Célébrer la foi et promouvoir la paix
“Nos fidèles ont besoin de célébrer la foi et la musique en est un instrument efficace”, insiste Mgr Nicodème Barrigah. “Elle porte à chaque cœur la bonne nouvelle mais aussi contribue à la promotion de la paix”, ajoute l’évêque. Au-delà des messages chrétiens, la question de la paix revient sans cesse chez l’évêque d’Atakpamé. “Nous ne devons jamais cesser de négocier les espaces de coexistence pacifique”, rappelle Mgr Nicodème Barrigah qui a été secrétaire à la nonciature apostolique au Rwanda, au lendemain du génocide qui a fait entre 800.000 et 1 million de victimes. Aujourd’hui, son combat pour la paix est la première mission dont il s’est investi. Si sa carrière de diplomate pour le Saint Siège en a fait un médiateur social privilégié dans un pays où les tensions politiques sont palpables, l’évêque veut avant tout porter la voix du Christ. Même s’il est conscient, comme le rappelle le journaliste togolais Charles Ayétan, que “chanter peut contribuer à entretenir la foi des chrétiens”. En attendant son prochain album destiné aux jeunes “pour les rapprocher de Jésus” et auquel il travaille ardemment, Mgr Nicodème Barrigah veut continuer “à célébrer la foi et à rendre grâce” à travers quelques courtes prestations, très appréciées des fidèles, pendant ses visites pastorales qui dureront toute l’année.

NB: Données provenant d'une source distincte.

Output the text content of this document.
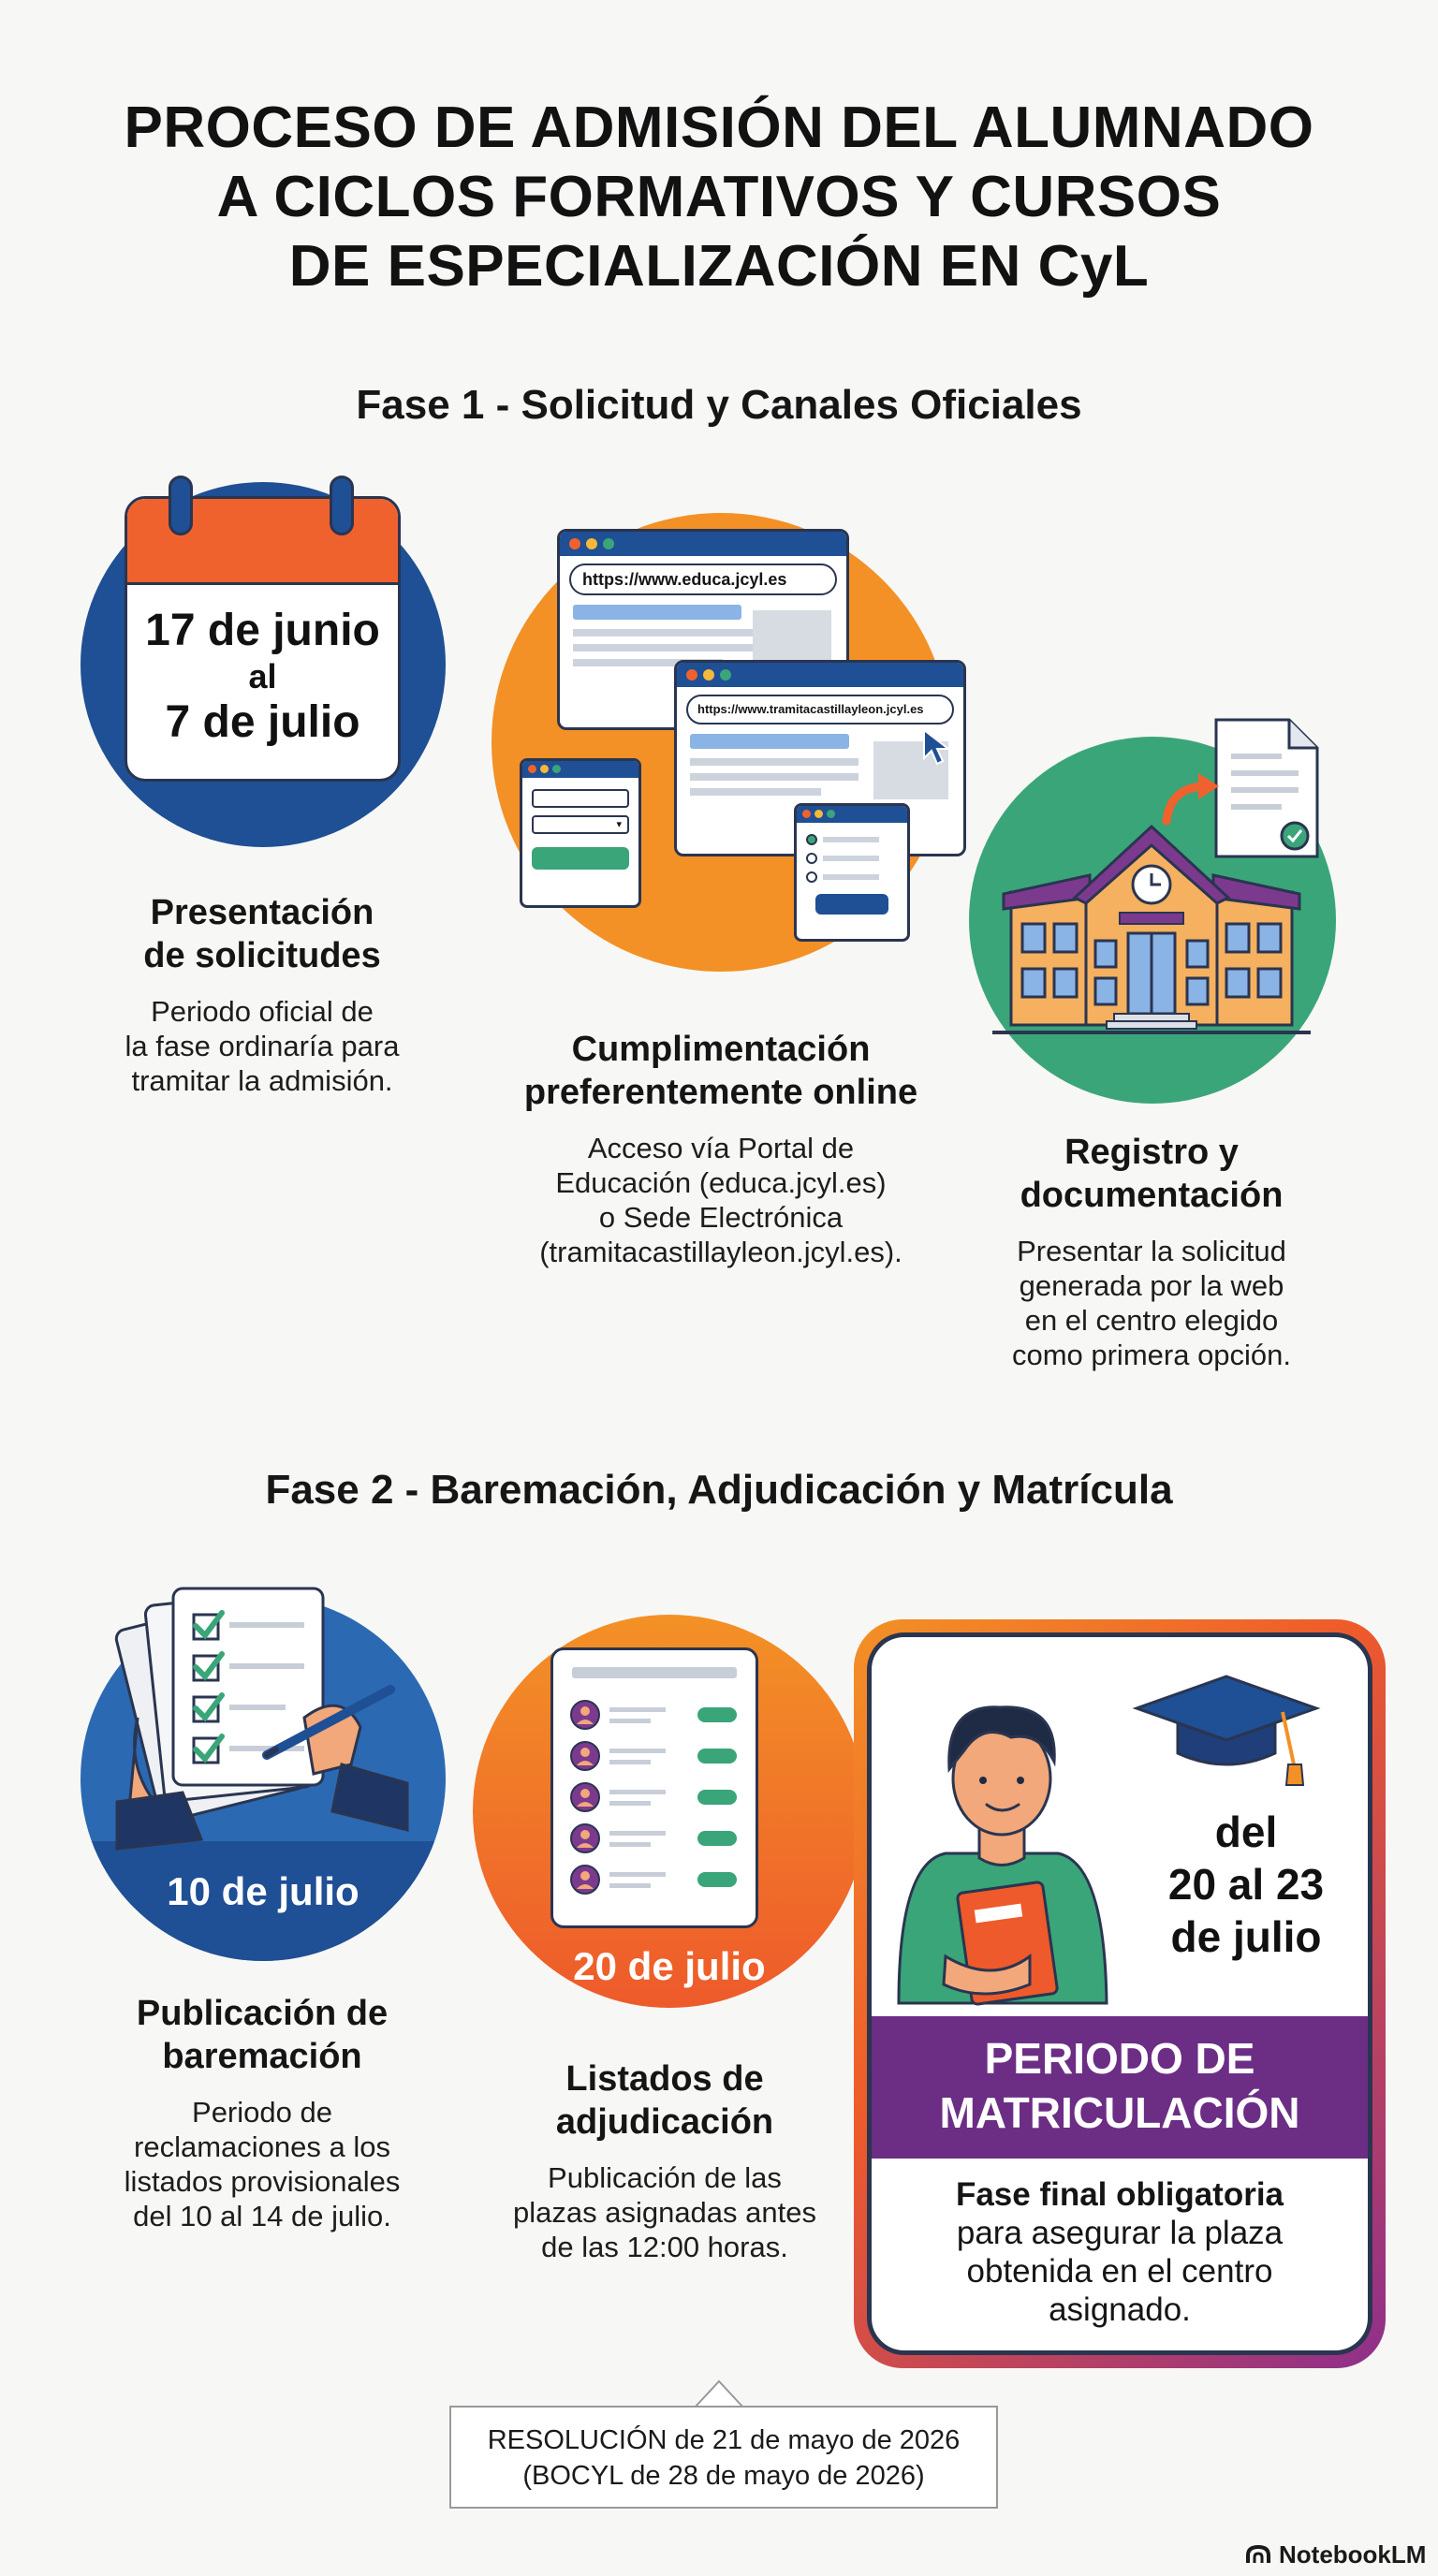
PROCESO DE ADMISIÓN DEL ALUMNADO
A CICLOS FORMATIVOS Y CURSOS
DE ESPECIALIZACIÓN EN CyL
Fase 1 - Solicitud y Canales Oficiales
17 de junio
al
7 de julio
Presentación
de solicitudes
Periodo oficial de
la fase ordinaría para
tramitar la admisión.
https://www.educa.jcyl.es
https://www.tramitacastillayleon.jcyl.es
▾
Cumplimentación
preferentemente online
Acceso vía Portal de
Educación (educa.jcyl.es)
o Sede Electrónica
(tramitacastillayleon.jcyl.es).
Registro y
documentación
Presentar la solicitud
generada por la web
en el centro elegido
como primera opción.
Fase 2 - Baremación, Adjudicación y Matrícula
10 de julio
Publicación de
baremación
Periodo de
reclamaciones a los
listados provisionales
del 10 al 14 de julio.
20 de julio
Listados de
adjudicación
Publicación de las
plazas asignadas antes
de las 12:00 horas.
PERIODO DE
MATRICULACIÓN
Fase final obligatoria
para asegurar la plaza
obtenida en el centro
asignado.
del
20 al 23
de julio
RESOLUCIÓN de 21 de mayo de 2026
(BOCYL de 28 de mayo de 2026)
NotebookLM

L’évêque d’Atakpamé ne se considère pas comme une star malgré les foules qu’il déplace à chacune de ses apparitions en musicien. Plus qu’un chanteur, Mgr Nicodème Barrigah se considère plutôt comme “un porteur de message”. D’ailleurs, c’est la Bible qui l’inspire le plus. “La parole de Dieu et mes méditations quotidiennes”, précise celui qui, malgré une vingtaine de chants liturgiques à son actif reconnait “chanter pour tout le monde”. Un avis partagé par Charles Ayetan. Lui qui ne manquerait sous aucun prétexte une sortie musicale de l’évêque éprouve “du réconfort” à l’entendre chanter. Surtout “en raison de la pertinence des messages que véhiculent ses compositions”. Mais l’évêque chargé de la pastorale au sein de l’épiscopat togolais se considère avant tout comme “un pasteur, bien plus plus qu’un chanteur”. “Il n’est pas un chanteur qui évangélise par la chanson mais un évangélisateur qui chante”, résume sœur Madeleine. Une nuance à laquelle tient le prélat. Charles Ayétan voit en cette singularité “un art et en même temps un moyen de communication” surtout pour “retenir les fidèles” comme le reconnaît l’évêque. En Afrique, la musique reste un facteur de cohésion sociale et de communion.
Retenir les jeunes
Badou, Agadji, Kougnohou, Gléi, Agbandi… En 2019, l’évêque a choisi d’aller à la rencontre de la jeunesse de son diocèse. À chacune de ces étapes, il ne manque pas l’occasion d’exécuter quelques titres de son riche répertoire, “à la fois pour faire danser et faire réfléchir les jeunes”. Il le reconnaît d’ailleurs volontiers, “la chanson attire et retient les jeunes” et constitue un rempart contre l’attraction de plus en plus forte des églises charismatiques et évangéliques qui font la part belle à la musique et à la danse. En Afrique, la musique est un facteur de mobilisation. Robert, étudiant de 23 ans, enchaîne des participations aux visites pastorales de l’évêque dans les localités les plus reculées de son diocèse, “car on y danse souvent et Monseigneur a un style adapté à nous”, concède-t-il.